En 1977, auteur encore confiné à l’horreur, David Cronenberg déclarait : "Tous les films d’horreur ont une base dans le corps. Il y aura donc un élément sexuel inévitable." Dont acte : les corps en mutation ou mutilés traversent son cinéma, métaphores de névroses ou déviances, de Shivers (1975) à Dead Ringers (1988) en passant par Videodrome (1983).

Le réalisateur canadien ne pouvait être qu’attiré par Crash !, roman de J.G. Ballard de 1973, réunissant obsession sexuelle, fascination des cylindrées et pulsion morbide. L’ouverture du film enchaîne trois coïts, un tantinet grandiloquents.

Du Londres du roman, Cronenberg transpose le récit en Amérique du Nord, bardée d’échangeurs autoroutiers. Le protagoniste principal s’appelle toujours James Ballard (James Spader). Ce réalisateur de publicités partage avec sa femme Catherine (Deborah Kara Unger) le goût des amours libres.

Qui trop embrasse, mal étreint : la chair reste triste et s’embrase peu. Survient pour James une sortie de route. Choc frontal avec la voiture des Remington. L’homme meurt sur le coup. La femme, Helen (Holly Hunter), comme James est grièvement blessée. Une seconde avant de s’évanouir, James aperçoit sa poitrine dénudée.

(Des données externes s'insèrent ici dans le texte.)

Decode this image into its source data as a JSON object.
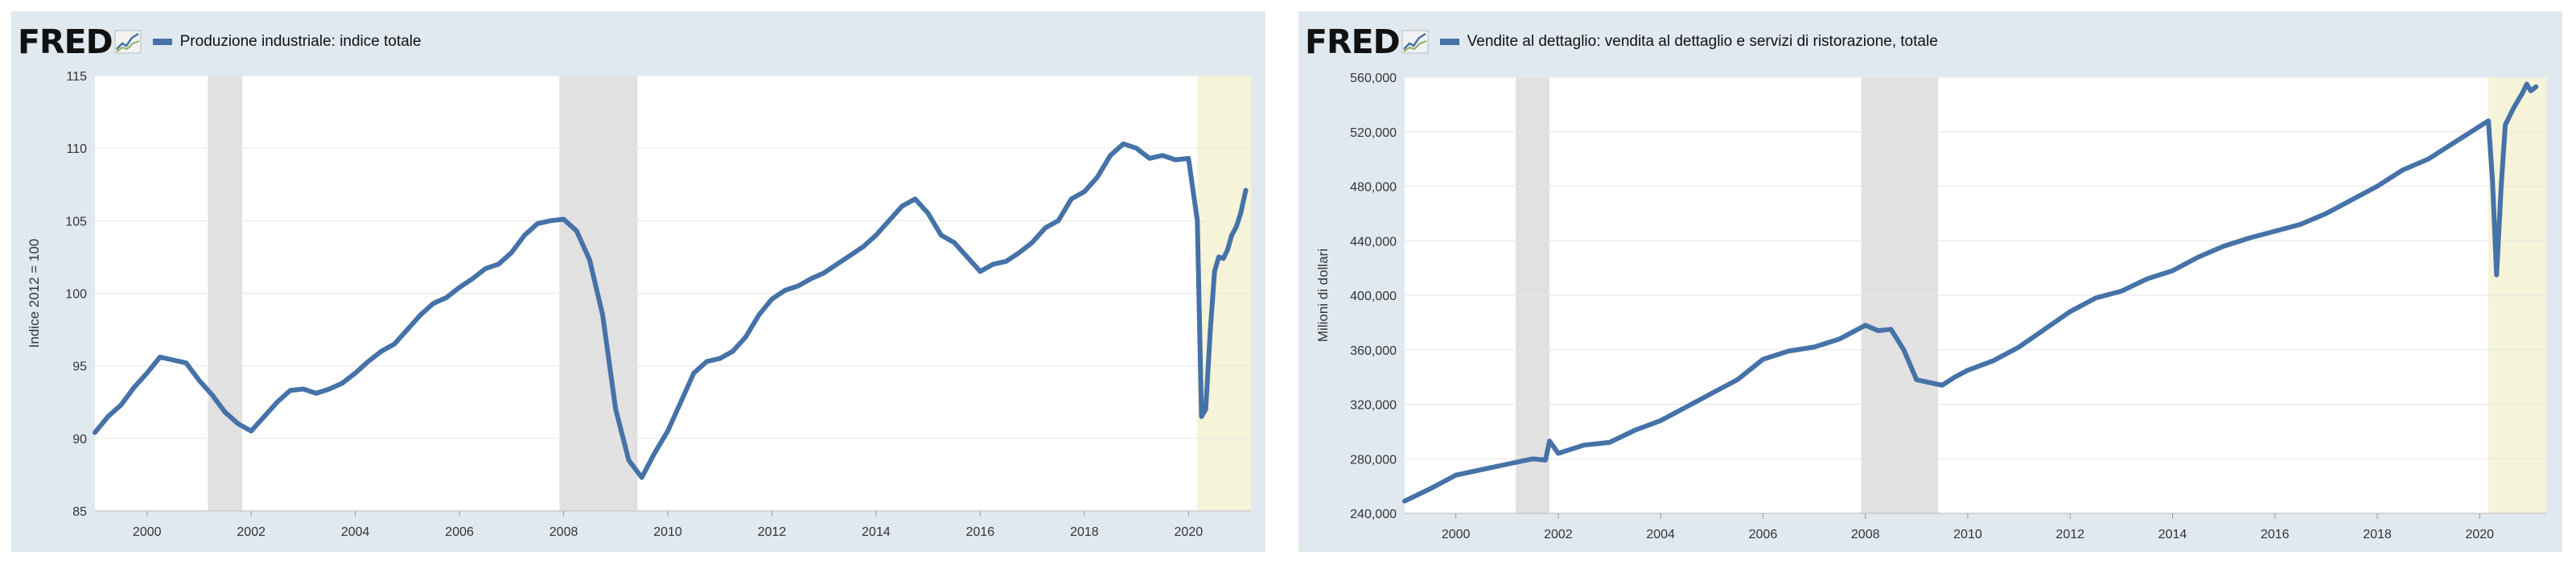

À l’hôpital, bardé d’une attelle qui lui transperce les chairs, James croise Helen mais aussi Bob Vaughan (Elias Koteas), autre suturé de la route. D’une farde qui lui tombe des mains s’échappent des photos, gros plans de cicatrices.

Helen et James se croisent à la casse automobile et font l’amour dans la carcasse de celle de James. Puis se retrouvent à une mise en scène clandestine de Vaughan : la reconstitution non simulée de l’accident mortel de James Dean. Vaughan est le gourou d’une communauté de symphorophiles, individus chez lesquels l’excitation sexuelle se déclenche en assistant à un crash. Ils matent des vidéos d’accident et des photos de corps comme d’autres des films pornogjraphiques. Vaughan, voyeur charognard de carambolages, entraîne James et bientôt Catherine dans sa quête du coït : l’accident ultime.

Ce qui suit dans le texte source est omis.